Case Report

Exceptional Renal Metastasis from Adenoid Cystic Carcinoma of the Nasal Cavity and Literature Review

Jihene Feki1, Maissa Lajnef1*, Manel Mallouli2, Kheireddine Ben mahfoudh3, Tahia Boudawara2, Afef Khanfir1

1Department of Medical Oncology, Habib Bourguiba Hospital, University of Sfax, Sfax, Tunisia;

2Department of Pathology, Habib Bourguiba Hospital, University of Sfax, Sfax, Tunisia;

3Department of Radiology, Habib Bourguiba Hospital, University of Sfax, Sfax, Tunisia


Adenoid cystic carcinoma (ACC) is a rare malignant cancer that arises from secretory glands. Slow growth, perineural invasion, and late recurrences are the main characteristics of ACC. Only few cases of kidney metastases from ACC have been reported in the literature. We report here the case of a 66-year-old female patient who presented with bilateral renal metastases from ACC of the nasal cavity, detected 14 years after treatment of primary tumor and 6 years after metastasectomy of lung metastases. Histological examination confirmed diagnosis and the patient was treated with systemic chemotherapy. Radiological evaluation showed stability of the disease. However, a progression with occurrence of metastases in other sites (lung and bones) has been observed after 7 months. She is still receiving second-line chemotherapy. To the best of our knowledge, this is the second case of kidney metastases from ACC of the nasal cavity.

Key words: adenoid cystic, carcinoma, nasal cavity, kidney, renal metastases

Received: 7 January 2021; Accepted after Revision: 1 August 2021; Published: 23 September 2021

Author for correspondence: Maissa Lajnef, Department of Medical Oncology, Habib Bourguiba Hospital, University of Sfax, Sfax, Tunisia. E-mail: [email protected]

How to cite: Maissa L, et al. Exceptional Renal Metastasis from Adenoid Cystic Carcinoma of the Nasal Cavity and Literature Review. J Kidney Cancer VHL. 2021; 8(3): 19–21.


Copyright: Jihene Feki, et al.

License: This open access article is licensed under Creative Commons Attribution 4.0 International (CC BY 4.0).


Adenoid cystic carcinoma (ACC) is an uncommon neoplasm accounting for approximately 1% of all head and neck cancers (1). It is characterized by indolent clinical course and a high incidence of late metastases. We describe herein an uncommon case of renal metastases from ACC of the nasal cavity. This case improved our knowledge about this extremely rare site of metastases from ACC and emphasized the importance of a long-term follow up to detect any late metastases.

Case Report

In 2005, a 66-year-old female consulted for nasal obstruction and rhinorrhea evolving since 8 months. Clinical examination documented a left polypoid nasal lesion; tumor biopsy revealed an ACC. The patient underwent surgery followed by radiation therapy (64Gy).

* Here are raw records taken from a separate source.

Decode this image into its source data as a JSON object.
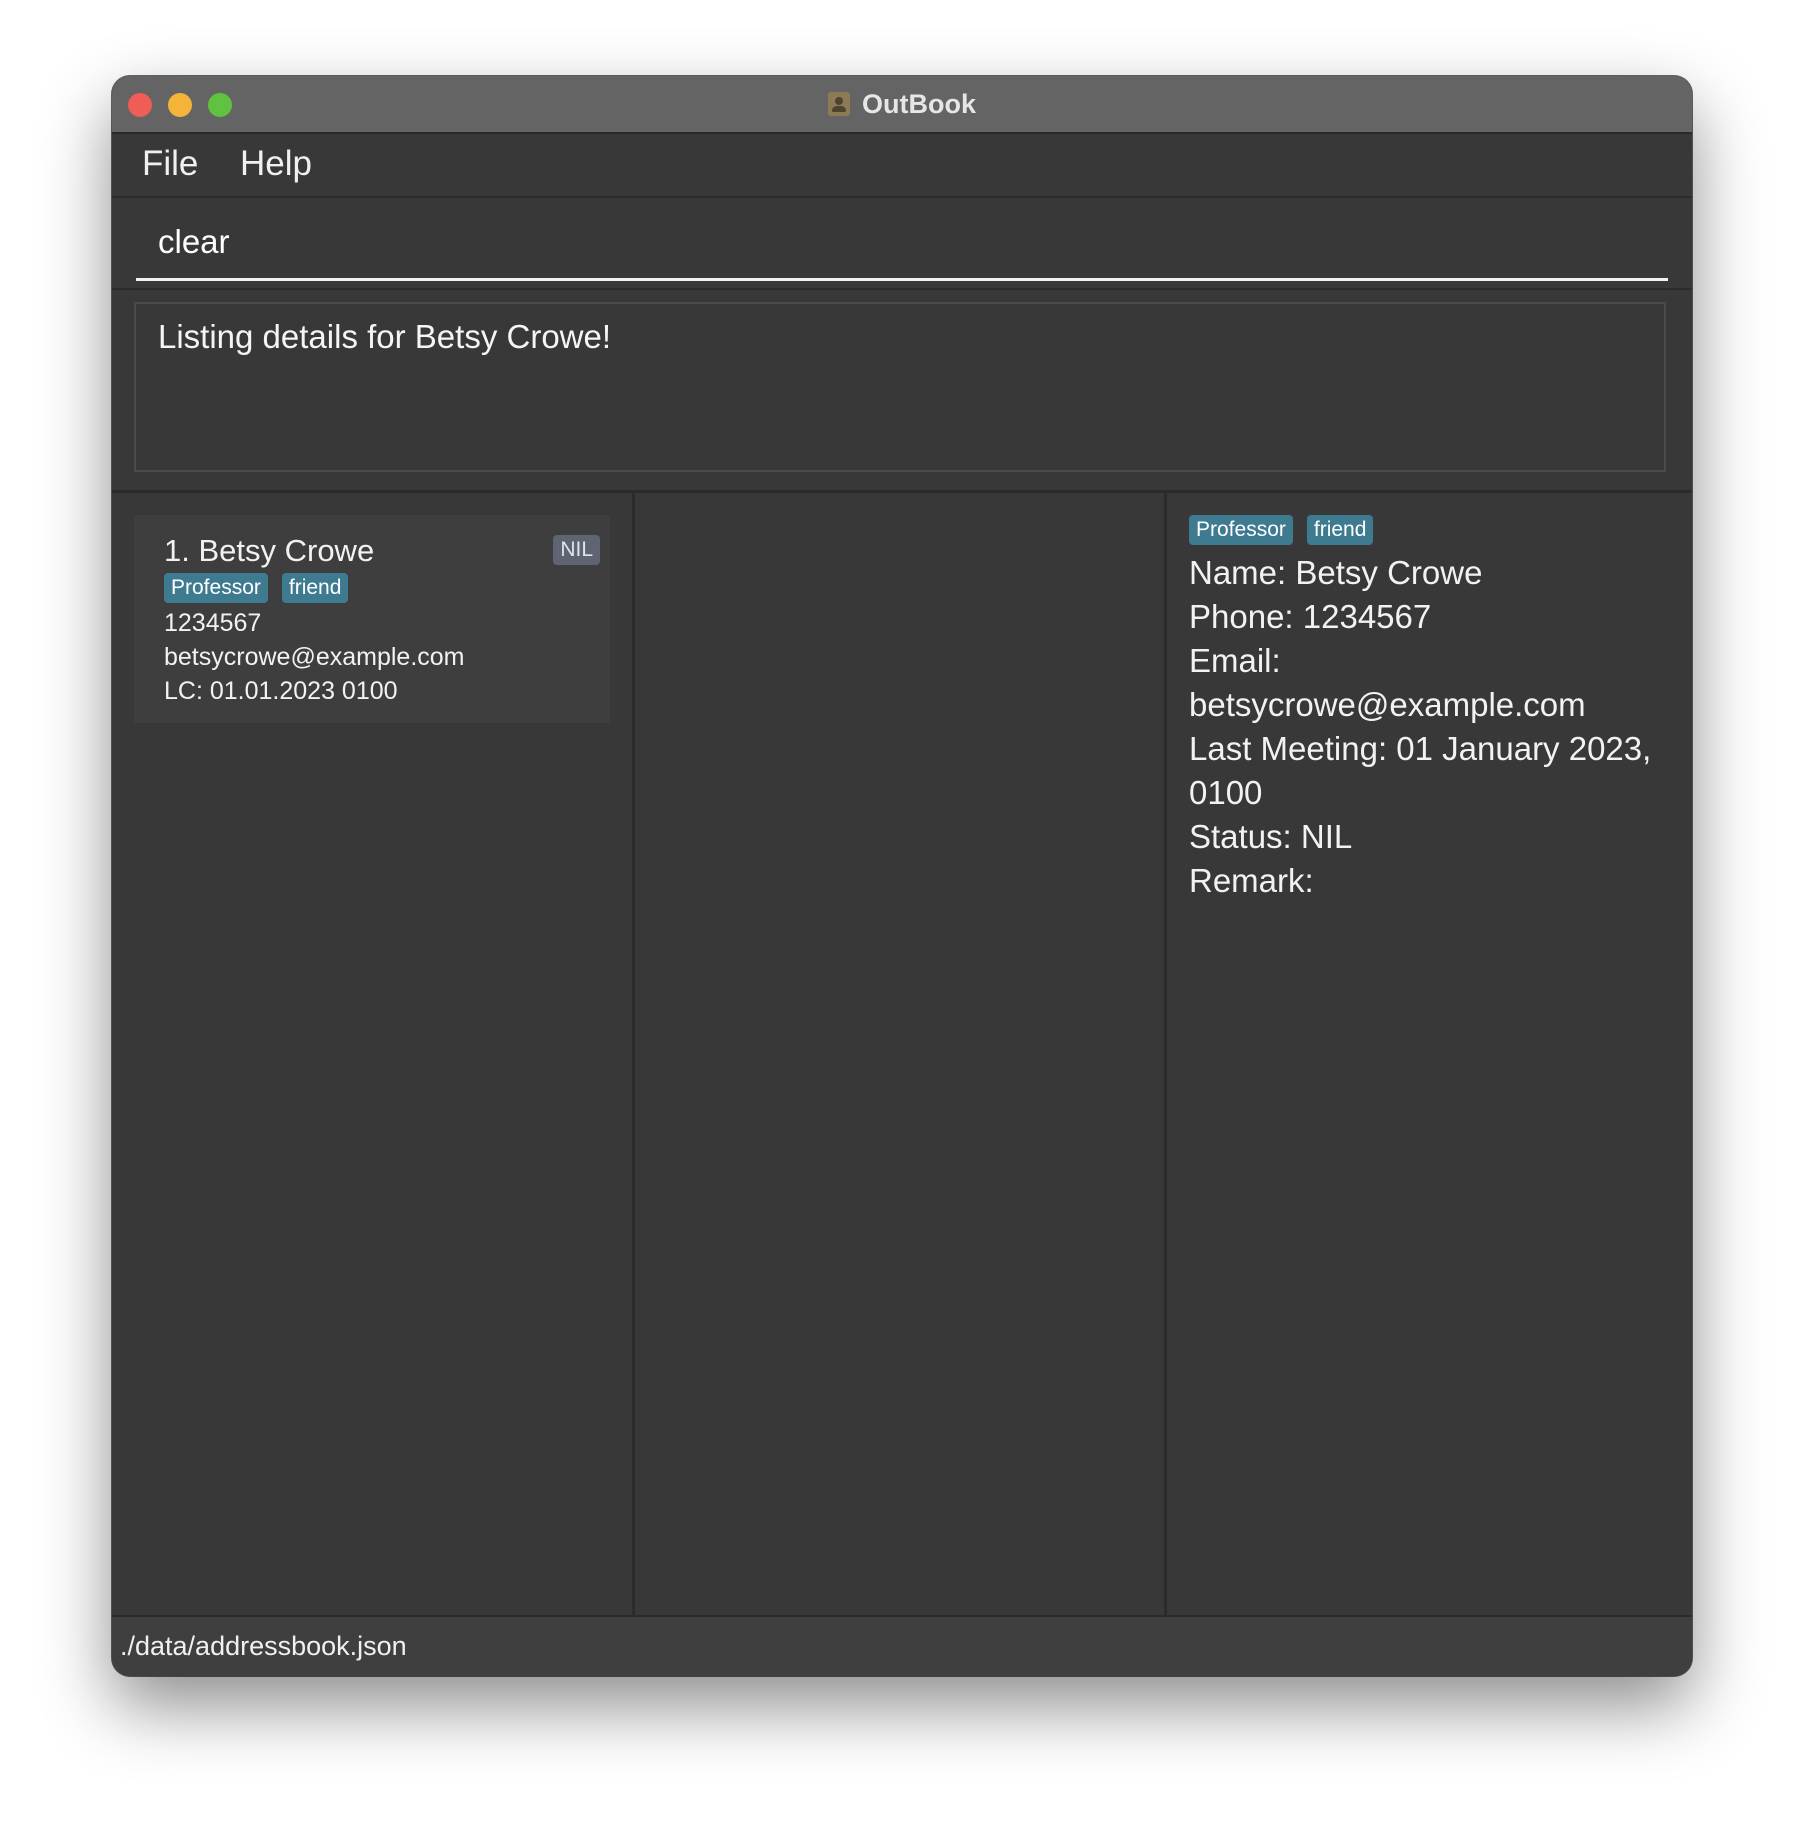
{
  "window": {
    "title": "OutBook"
  },
  "menu": {
    "file": "File",
    "help": "Help"
  },
  "command": {
    "value": "clear"
  },
  "result": {
    "message": "Listing details for Betsy Crowe!"
  },
  "person_list": [
    {
      "index_name": "1.  Betsy Crowe",
      "status": "NIL",
      "tags": [
        "Professor",
        "friend"
      ],
      "phone": "1234567",
      "email": "betsycrowe@example.com",
      "last_contact": "LC: 01.01.2023 0100"
    }
  ],
  "detail": {
    "tags": [
      "Professor",
      "friend"
    ],
    "name": "Name: Betsy Crowe",
    "phone": "Phone: 1234567",
    "email_label": "Email:",
    "email": "betsycrowe@example.com",
    "last_meeting": "Last Meeting: 01 January 2023, 0100",
    "status": "Status: NIL",
    "remark": "Remark:"
  },
  "status_bar": {
    "path": "./data/addressbook.json"
  },
  "colors": {
    "window_bg": "#383838",
    "titlebar_bg": "#646464",
    "tag_bg": "#3e7b91",
    "status_chip_bg": "#5f6472",
    "close": "#ee5e56",
    "minimize": "#f4b43a",
    "maximize": "#5fc240"
  }
}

During follow-up, after 8 years, the patient presented a distant recurrence of the disease with solitaire lung metastases. No local relapse was observed. Metastasectomy of the lesion was practiced with economic margins, followed by radiotherapy (60Gy). In April 2019, the patient presented at the hospital for a pain in the right flank. No other symptoms were reported. Computed tomography (CT) of the abdomen showed multiple hypodense nodular lesions of the two kidneys, the larger one measuring 30 × 25 × 40 mm in the right kidney (Figure 1).

Figure 1: CT scan showing bilateral renal lesions.

The patient was referred fora CT-guided renal biopsy. Histology showed a cribriform growth pattern with two types of cells, monomorphic epithelial cells with a basophilic cytoplasm and myoepithelial cells, which was consistent with kidney metastases from ACC (Figure 2).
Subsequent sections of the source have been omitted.